Flexible working has been around for many years – although it really took off in 2020.
While it’s often seen an a “perk”, the model has proven to be beneficial to both – the business and the employee. It may allow some businesses to significantly reduce their office space – or eliminate it entirely, hire and retain a wider range of talent, and reduce absenteeism. Having a strict 5 day in-office policy leaves attendance and productivity defenceless to issues caused by transport, personal illness and injury, the weather or natural conditions, family emergencies and even just burn out or lack of motivation.
In turn, flexible working employees benefit from a better work-life balance, fewer commuter issues and costs, lower stress levels, and more autonomy and job satisfaction.
However, it’s worth noting that “flexible working” refers to a wide spectrum of packages, all of which differ somewhat – and it’s worth finding out which would be best suited to you. This will vary hugely depending on your location, the type of work you do and your lifestyle.
While these will vary, here is a basic outline of some of the more prominent types of flexible working, which are mostly broken down into location flexibility & time flexibility:
This generally refers to having the option to work anywhere. This may be at home, at a co-working space, at a café or restaurant.
Work From Anywhere (WFA)
Although this is often considered interchangeable with remote working, the difference is that many WFA schemes allow an employee to work from entirely anywhere, even abroad. This allows the employee to carry on their work while travelling or on holiday, and requires the employer to have a significantly more comprehensive processes in place to be able to operate in such a way.
Working from home (WFH)
Unlike the previous concepts, working from home suggests that rather than the office, an employee is working from within their own household – this often involves a work area within the home dedicated to this.
Some companies may employ a time flexible approach, setting core hours. This allows the employee to work flexibly outside of these, making their own schedule but allows structure, collaboration and easier communication. An example of this may be having the core hours of 12-3; whereby an employee must be working and available during this time, but may make up the remainder of their weekly hours how they see fit. This accommodates whose who may have family or childcare schedules, are studying independently, or have any other commitments or interest during the usual 9-5 hours. On the other hand, this improves team work and collaboration, as there is a specific time during which everyone is known to be available and reachable.

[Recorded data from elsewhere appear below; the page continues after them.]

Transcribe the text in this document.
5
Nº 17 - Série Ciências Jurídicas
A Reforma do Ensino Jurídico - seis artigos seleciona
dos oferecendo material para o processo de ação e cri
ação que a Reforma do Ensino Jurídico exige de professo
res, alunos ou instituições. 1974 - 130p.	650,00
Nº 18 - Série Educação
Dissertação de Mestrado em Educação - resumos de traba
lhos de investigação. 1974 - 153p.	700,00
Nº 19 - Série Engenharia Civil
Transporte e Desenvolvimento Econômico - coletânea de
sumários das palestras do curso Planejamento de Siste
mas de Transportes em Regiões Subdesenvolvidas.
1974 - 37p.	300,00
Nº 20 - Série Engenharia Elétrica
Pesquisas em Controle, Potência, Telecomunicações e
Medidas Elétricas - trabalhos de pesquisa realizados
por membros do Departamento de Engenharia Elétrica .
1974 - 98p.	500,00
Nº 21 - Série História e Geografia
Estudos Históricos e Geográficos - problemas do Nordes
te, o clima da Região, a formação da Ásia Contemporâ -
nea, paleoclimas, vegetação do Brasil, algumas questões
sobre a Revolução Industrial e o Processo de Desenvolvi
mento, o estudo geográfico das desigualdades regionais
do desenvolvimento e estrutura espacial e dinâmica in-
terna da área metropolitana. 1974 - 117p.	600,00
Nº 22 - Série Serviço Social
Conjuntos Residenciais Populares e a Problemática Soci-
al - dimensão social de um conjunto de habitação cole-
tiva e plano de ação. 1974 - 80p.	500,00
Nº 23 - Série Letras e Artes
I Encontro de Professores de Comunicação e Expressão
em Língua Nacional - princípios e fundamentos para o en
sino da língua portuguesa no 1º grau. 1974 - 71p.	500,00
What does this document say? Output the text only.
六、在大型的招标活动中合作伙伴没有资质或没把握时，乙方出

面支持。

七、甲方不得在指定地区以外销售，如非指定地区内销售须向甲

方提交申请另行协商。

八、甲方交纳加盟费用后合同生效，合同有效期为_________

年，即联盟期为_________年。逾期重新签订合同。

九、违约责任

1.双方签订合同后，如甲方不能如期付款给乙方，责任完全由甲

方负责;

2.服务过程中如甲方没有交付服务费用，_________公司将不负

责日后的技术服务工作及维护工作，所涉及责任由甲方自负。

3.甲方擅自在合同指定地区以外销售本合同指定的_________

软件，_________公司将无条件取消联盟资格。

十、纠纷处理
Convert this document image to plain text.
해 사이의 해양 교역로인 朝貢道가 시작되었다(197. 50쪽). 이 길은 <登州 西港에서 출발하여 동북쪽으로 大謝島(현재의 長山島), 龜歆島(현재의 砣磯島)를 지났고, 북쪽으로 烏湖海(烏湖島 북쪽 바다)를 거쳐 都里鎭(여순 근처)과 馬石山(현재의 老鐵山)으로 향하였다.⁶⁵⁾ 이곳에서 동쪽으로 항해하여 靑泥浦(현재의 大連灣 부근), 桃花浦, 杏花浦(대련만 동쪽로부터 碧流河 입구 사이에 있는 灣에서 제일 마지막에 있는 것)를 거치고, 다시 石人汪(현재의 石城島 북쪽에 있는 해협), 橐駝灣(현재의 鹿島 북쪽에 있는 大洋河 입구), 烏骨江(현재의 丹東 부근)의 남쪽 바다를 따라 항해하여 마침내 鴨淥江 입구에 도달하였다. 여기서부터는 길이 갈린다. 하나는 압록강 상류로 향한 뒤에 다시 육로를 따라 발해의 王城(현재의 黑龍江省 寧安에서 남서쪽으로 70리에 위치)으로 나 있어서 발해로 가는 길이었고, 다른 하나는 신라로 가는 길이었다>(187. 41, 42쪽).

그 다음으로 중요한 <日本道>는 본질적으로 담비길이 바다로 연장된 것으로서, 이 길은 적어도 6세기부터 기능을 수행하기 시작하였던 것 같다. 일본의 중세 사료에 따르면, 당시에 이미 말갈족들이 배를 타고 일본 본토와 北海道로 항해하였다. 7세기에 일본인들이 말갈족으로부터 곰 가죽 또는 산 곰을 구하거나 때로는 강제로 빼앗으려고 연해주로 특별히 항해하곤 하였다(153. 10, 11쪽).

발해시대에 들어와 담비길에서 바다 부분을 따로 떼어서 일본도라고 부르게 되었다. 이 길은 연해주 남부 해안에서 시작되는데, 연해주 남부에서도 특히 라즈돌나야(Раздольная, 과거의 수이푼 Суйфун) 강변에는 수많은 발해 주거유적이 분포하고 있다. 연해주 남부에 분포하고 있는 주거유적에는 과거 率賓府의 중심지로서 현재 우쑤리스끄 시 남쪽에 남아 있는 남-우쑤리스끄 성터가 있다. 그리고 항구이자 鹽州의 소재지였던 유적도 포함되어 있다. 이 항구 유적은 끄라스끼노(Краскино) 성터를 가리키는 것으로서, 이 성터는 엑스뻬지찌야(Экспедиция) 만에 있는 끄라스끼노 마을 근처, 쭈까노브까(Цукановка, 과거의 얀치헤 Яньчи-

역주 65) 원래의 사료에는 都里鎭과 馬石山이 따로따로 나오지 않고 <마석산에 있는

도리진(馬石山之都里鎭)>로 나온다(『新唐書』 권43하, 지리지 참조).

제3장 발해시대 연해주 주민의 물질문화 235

This allows an employee to work their week’s hours in fewer days – for example, instead of working 5 days for 8 hours each, they would be able to choose to work 10 hours, 4 days a week – leaving them 3 days off a week instead of the two they may have previously had.
This concept has been recently popularised by the trials of the “4 day week”. The idea behind this is that allowing individuals to work less hours or days at the same pay rate as a full time, 40 hour work week, will produce better results. The trade off in working hours allows for more motivation and more “focused” work in a shorter time, and has shown to have the same, if not a better outcome.
It is worth considering the benefits and disadvantages of flexible working, which will vary hugely depending on the type of work, location and lifestyle of the company and employee - but it's worth understanding the differed models and what may be offered before considering the implementation - or looking for a role that offers them.